The theme for 2019 is “Voice. Treaty. Truth.” and it is all about celebrating the Indigenous voice of Australia, a voice that is over 65,000 years old. To celebrate the theme of NAIDOC Week, I’ve compiled a list of 8 recently released books by Indigenous authors. Some of them challenge us to reconsider our troubled colonial history while some of them are joyous, revelling in the beauty and power of storytelling. Each of them is an utterly incredible read and should be read not only during NAIDOC Week, but beyond.
Scroll down to check out the books or click here to find out more about NAIDOC Week and get involved!
by Tara June Winch
This book, the latest from award-winning Wiradjuri author Tara June Winch, is a simply stunning read and one that I have a feeling you’ll be hearing a lot about over the next year. The Yield tells the story of a young woman named August Gondiwindi who returns to her family home by the Murrumby River on Massacre Plains after her grandfather Albert’s death. August fled Massacre Plains years ago for England and her return dredges up many painful memories from her childhood, especially when she discovers that Albert had begun to write a Wiradjuri dictionary before his death. This book is a celebration of the Wiradjuri language but also a vital reclamation of it for a culture that has been violently dispossessed, and should be read far and wide.
The White Girl
by Tony Birch
The White Girl is the latest novel from Indigenous author, academic, and activist Tony Birch. It’s a compelling work of historical fiction that takes the reader back to a time when the forced removal of indigenous children from their families was still commonplace under the Aboriginal Protection Act (1869). The story follows Odette Brown, an Indigenous woman living on the outskirts of a rural Australian town in 1963, and her light-skinned granddaughter Sissy, whose safety is threatened when a cruel new policeman comes to town. Filled with strong, memorable characters and boldly empathetic writing, this book is a must-read for NAIDOC Week.
Too Much Lip
by Melissa Lucashenko
Melissa Lucashenko is a Goorie author of the Bundjalung people from northern coastal New South Wales, who made her name with books like Steam Pigs, Hard Yards, and Mullumbimby. Her latest novel is Too Much Lip, and it’s a darkly comic story about redemption and forgiveness that was recently shortlisted for the 2019 Miles Franklin Literary Award. Its heroine, Kerry Salter, is a woman whose middle name seems to be trouble – she spends most of her time getting out of the trouble that her big mouth often lands her in. When she hears that her Pop is dying, Kerry heads home on a stolen motorbike and discovers just how strong the pull of one’s home country can be.

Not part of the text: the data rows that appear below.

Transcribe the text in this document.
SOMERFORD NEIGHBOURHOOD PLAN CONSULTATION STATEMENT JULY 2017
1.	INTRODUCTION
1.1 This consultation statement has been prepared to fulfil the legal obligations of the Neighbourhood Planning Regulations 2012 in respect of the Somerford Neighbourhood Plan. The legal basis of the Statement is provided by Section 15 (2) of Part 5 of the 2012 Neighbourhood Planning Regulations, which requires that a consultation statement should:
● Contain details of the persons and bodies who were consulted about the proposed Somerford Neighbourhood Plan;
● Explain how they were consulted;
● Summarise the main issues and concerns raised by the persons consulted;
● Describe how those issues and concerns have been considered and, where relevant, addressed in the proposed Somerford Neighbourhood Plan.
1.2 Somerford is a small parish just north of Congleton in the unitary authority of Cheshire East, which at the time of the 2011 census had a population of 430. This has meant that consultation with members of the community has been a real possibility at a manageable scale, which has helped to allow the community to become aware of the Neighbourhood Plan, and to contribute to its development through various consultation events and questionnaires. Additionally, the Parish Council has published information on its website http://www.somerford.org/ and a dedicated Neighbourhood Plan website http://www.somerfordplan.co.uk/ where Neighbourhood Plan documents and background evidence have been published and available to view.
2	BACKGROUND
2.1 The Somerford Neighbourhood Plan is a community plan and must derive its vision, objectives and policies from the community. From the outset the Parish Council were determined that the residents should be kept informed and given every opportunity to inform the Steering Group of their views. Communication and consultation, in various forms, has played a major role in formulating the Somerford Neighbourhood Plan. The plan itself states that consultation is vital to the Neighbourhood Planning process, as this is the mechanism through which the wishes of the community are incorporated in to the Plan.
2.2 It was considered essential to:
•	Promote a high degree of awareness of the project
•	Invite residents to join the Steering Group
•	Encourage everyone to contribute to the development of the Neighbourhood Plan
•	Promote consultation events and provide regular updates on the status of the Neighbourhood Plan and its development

Buy a copy of Too Much Lip here.
The Old Lie
by Claire G. Coleman
Claire G. Coleman is a writer from Western Australia who identifies with the Noongar people. She astonished readers across Australia with her black&write! fellowship-winning novel Terra Nullius, a thrilling work of speculative fiction that imagined a future Australia under the threat of colonisation once again. Now she returns with a novel that promises to be just as fierce and compelling as her debut. The Old Lie is the story of two people whose lives are caught up in a war and the glorious lies that underpin it. This book will be out before the end of August and given that Terra Nullius saw Claire G. Coleman nominated for a slew of literary awards, don’t be surprised if you see The Old Lie making similar waves.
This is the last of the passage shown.